In one of my favourite episodes of The West Wing, Josh Lyman, who’s in the midst of running a tight presidential campaign, is handed a piece of paper with new poll results. He reviews them at his desk, pops up and yells, “We’ve got The Big Mo!” (referring to a swing in the campaign’s momentum). He then jumps into action, reworking campaign stops, organizing rallies and contacting the media.
Momentum is key to his work. It’s also key to building a strong community. There’s momentum in Jewish education and we need to use it as a catalyst for taking more and more bold steps.
In the weeks following TanenbaumCHAT’s announcement of its affordability initiative, intended to drop tuition by nearly a third, Netivot HaTorah announced that next year’s tuition would remain the same as this year’s — the first time in memory that a school has kept its tuition stable — and Bnei Akvia Schools announced an unconditional subsidy that will allow families to reduce their tuition by over $4,000. This is the beginning of The Big Mo.

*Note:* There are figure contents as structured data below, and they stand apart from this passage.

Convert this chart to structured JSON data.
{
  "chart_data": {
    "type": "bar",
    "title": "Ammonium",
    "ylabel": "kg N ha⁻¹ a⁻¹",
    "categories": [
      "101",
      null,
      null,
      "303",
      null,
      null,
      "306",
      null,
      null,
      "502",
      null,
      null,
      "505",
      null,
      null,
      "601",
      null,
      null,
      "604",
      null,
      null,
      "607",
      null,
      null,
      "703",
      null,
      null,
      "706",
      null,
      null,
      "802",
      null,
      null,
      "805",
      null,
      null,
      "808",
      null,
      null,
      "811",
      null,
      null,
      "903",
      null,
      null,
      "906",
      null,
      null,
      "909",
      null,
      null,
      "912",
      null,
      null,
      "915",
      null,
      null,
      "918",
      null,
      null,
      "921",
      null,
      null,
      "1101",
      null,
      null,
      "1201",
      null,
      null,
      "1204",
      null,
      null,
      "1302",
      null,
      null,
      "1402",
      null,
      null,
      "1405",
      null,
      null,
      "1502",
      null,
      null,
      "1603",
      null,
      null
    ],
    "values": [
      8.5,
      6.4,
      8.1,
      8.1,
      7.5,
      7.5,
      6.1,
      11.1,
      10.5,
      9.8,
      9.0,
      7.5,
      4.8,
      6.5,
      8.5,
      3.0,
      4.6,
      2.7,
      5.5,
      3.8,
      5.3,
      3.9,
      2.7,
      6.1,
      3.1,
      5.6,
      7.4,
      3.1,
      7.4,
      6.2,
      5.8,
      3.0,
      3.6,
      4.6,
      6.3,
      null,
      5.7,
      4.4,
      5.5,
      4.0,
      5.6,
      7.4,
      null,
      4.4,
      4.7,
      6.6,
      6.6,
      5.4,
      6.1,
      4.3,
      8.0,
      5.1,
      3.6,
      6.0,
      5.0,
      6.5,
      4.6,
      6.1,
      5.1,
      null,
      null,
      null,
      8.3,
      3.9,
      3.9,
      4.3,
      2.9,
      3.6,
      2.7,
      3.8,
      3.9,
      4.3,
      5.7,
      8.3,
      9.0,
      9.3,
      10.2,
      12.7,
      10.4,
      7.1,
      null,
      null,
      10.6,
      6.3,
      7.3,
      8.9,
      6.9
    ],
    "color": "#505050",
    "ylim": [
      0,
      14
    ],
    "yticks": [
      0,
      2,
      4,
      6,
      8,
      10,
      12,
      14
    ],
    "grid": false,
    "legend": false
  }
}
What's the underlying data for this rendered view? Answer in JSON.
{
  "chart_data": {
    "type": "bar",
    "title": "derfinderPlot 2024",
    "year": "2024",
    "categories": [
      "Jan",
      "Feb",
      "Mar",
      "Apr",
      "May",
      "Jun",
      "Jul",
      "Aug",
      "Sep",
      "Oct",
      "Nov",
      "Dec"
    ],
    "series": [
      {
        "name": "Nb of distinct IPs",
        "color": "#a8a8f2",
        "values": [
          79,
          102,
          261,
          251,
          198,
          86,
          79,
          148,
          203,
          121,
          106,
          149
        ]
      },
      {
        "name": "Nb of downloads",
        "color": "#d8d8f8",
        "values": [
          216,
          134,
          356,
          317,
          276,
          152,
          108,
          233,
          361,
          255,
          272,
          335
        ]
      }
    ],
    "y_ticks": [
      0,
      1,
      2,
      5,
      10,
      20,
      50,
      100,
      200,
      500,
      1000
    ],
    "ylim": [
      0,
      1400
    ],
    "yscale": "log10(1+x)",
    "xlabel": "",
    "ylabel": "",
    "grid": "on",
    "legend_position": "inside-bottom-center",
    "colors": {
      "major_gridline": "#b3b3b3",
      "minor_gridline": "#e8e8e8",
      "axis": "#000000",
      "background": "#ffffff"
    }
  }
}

I first clued into the signs of this upswing in momentum when a father called me shortly after the announcements. He said that although it was something he had wanted for his kids, he had ruled out a day school education because of the cost. He was watching the announcements closely and, while his children would not be eligible for any of the programs announced, he was optimistic that the system could tackle the affordability challenge in big, strong ways, and was considering enrolling his kids. He explained that while he had seen small interventions in the past — the iCap pilots and other, smaller programs — the recent moves set a different tone.
That father wasn’t the only one to call. Grassroots groups of parents and students from York Region, north of Toronto, who are impacted by the merger of TanenbaumCHAT’s campuses and are mobilizing to strengthen the education system, are part of the momentum that’s needed to improve Jewish eduction.
New inquiries and applicants, increased activism, decreased attrition and increased philanthropic investments are signs of ‘The Big Mo’ in day school education.
Momentum, however, isn’t enough. Each initiative is a first step towards strengthening our education system, ensuring its accessibility to the full breadth of our community and further growing participation. No one initiative is enough and our community and institutions need to keep moving forward.
But the momentum has spurred new ideas and a sense of entrepreneurship in education. Schools are considering new tuition models, to ensure the accessibility of day school education to middle-income families. Parents and activists are drawing up ideas for specialized tracks, focused on entrepreneurship, engineering and the arts; others have come forward with ideas for partnerships with the public school system, to offer new Jewish educational models; initial plans for blended learning and other reduced-cost day schools have started to be developed; and philanthropists are raising their hands to help catalyse change through affordability and sustainability.
As in Lyman’s political campaign, momentum is critical for Jewish education. Kids want to participate in growing programs, parents want to enrol their children in dynamic activities and philanthropists want to invest in institutions that are vibrant and meeting the needs of today’s community. The responsibility falls upon us as a community – federations, institutions, educators, parents and other activists – to build on the momentum in new and exciting ways, and take the next step to ensure that the father who called me can, in fact, send his kids to day school.
There is still much to be done. Capitalizing on The Big Mo will require more people to step up, more innovation, more social entrepreneurship and greater investment in strengthening the system.
Daniel Held is executive director of the Julia and Henry Koschitzky Centre for Jewish Education at UJA Federation of Greater Toronto.